Often this feels easiest when I’m alone. Somehow the social world is harder. It’s one thing to recognize the preciousness of life and of our time together; it’s another to hold onto that recognition, and to infuse our interactions with it, amidst the forceful currents of sociality — the habits and uncertainties, the comfortable defaults, the fears and blocks and distances between us.
And indeed, a more vivid awareness of death is no guarantee of intimacy: if it’s hard in everyday life, or around the dinner table at Christmas, or on intermittent phone calls, deathbeds won’t always make it easy. We can miss each other, we can fail to be truly together in this world, even in our final moments. Here I’m reminded of a funeral I once went to, in which even the remarks from the family of the deceased felt to me formulaic and stilted and distant. Part of this, I expect, was the difficulty of expressing things in that public context; but it was also a reminder to me that certain kinds of closeness can just not happen. Deathbeds are no exception.

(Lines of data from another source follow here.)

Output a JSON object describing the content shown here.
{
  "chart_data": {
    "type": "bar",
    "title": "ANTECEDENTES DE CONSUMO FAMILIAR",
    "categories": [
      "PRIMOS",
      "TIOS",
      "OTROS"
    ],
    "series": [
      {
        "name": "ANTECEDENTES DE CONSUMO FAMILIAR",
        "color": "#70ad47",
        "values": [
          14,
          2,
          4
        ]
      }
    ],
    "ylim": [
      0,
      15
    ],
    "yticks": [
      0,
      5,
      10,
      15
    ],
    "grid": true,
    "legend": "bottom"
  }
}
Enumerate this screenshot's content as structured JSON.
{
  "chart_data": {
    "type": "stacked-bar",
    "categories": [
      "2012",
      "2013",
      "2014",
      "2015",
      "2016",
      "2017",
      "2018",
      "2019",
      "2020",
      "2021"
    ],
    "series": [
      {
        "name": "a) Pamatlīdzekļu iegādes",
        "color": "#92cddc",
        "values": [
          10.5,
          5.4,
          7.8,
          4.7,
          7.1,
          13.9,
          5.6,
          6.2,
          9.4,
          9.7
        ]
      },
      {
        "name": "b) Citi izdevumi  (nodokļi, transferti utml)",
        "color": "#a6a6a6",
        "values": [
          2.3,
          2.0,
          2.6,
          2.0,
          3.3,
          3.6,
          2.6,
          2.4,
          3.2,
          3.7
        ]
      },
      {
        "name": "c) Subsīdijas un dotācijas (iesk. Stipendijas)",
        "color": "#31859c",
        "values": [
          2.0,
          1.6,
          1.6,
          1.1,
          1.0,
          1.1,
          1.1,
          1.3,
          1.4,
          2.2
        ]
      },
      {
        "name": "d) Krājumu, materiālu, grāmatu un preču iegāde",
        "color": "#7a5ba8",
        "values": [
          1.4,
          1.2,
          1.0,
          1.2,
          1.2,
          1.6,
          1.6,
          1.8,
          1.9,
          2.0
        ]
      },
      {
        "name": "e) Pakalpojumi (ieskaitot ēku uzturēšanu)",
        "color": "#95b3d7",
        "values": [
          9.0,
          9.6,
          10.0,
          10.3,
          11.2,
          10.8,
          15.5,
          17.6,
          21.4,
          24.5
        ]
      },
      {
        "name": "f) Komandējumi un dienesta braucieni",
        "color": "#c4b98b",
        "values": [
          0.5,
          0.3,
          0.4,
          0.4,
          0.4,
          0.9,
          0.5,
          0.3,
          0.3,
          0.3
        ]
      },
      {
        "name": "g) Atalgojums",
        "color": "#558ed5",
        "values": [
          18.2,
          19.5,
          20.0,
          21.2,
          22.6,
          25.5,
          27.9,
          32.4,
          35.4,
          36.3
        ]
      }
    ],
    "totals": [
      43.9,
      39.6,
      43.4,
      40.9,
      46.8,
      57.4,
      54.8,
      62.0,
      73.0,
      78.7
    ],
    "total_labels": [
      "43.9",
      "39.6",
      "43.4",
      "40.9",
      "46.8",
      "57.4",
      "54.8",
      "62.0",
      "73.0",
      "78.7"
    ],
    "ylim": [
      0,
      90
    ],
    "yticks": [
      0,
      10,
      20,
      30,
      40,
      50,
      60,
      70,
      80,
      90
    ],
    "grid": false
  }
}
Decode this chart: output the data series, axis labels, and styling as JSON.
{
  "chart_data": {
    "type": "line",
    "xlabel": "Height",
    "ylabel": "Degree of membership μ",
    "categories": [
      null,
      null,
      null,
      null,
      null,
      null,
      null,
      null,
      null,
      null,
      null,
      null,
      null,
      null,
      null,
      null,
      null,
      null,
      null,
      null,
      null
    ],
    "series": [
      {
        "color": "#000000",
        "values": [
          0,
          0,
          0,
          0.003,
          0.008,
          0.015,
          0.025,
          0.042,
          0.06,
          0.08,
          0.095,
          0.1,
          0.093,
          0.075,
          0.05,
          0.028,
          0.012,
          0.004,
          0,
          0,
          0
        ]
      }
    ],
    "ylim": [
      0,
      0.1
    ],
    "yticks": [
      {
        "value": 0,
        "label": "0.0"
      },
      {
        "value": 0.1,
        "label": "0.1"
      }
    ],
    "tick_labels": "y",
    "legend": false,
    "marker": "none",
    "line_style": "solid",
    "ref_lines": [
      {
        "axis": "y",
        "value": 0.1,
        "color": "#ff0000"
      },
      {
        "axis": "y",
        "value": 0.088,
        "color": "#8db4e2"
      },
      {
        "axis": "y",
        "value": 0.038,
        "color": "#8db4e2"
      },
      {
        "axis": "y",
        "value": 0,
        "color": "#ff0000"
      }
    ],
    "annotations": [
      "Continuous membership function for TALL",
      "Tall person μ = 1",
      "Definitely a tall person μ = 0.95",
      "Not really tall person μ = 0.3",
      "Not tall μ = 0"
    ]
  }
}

Still, reading Gawande’s book, and now writing about it, has left me, for now, with some small measure of the consciousness that I think the approach of death can bring. I feel more aware of my body’s fleeting strength and health; my ability to run and jump and walk up stairs; the softness of the clothes on my skin. And I feel, as well, the urgency of certain projects; the preciousness of certain relationships; the shallowness of certain hesitations and pre-occupations; the costs of wasting time. You can’t keep any of it; there’s nothing to hold back for; your life is always flowing outwards, through you and away from you, into the world; the only thing to do is to give it away on purpose, and the question is where and to what.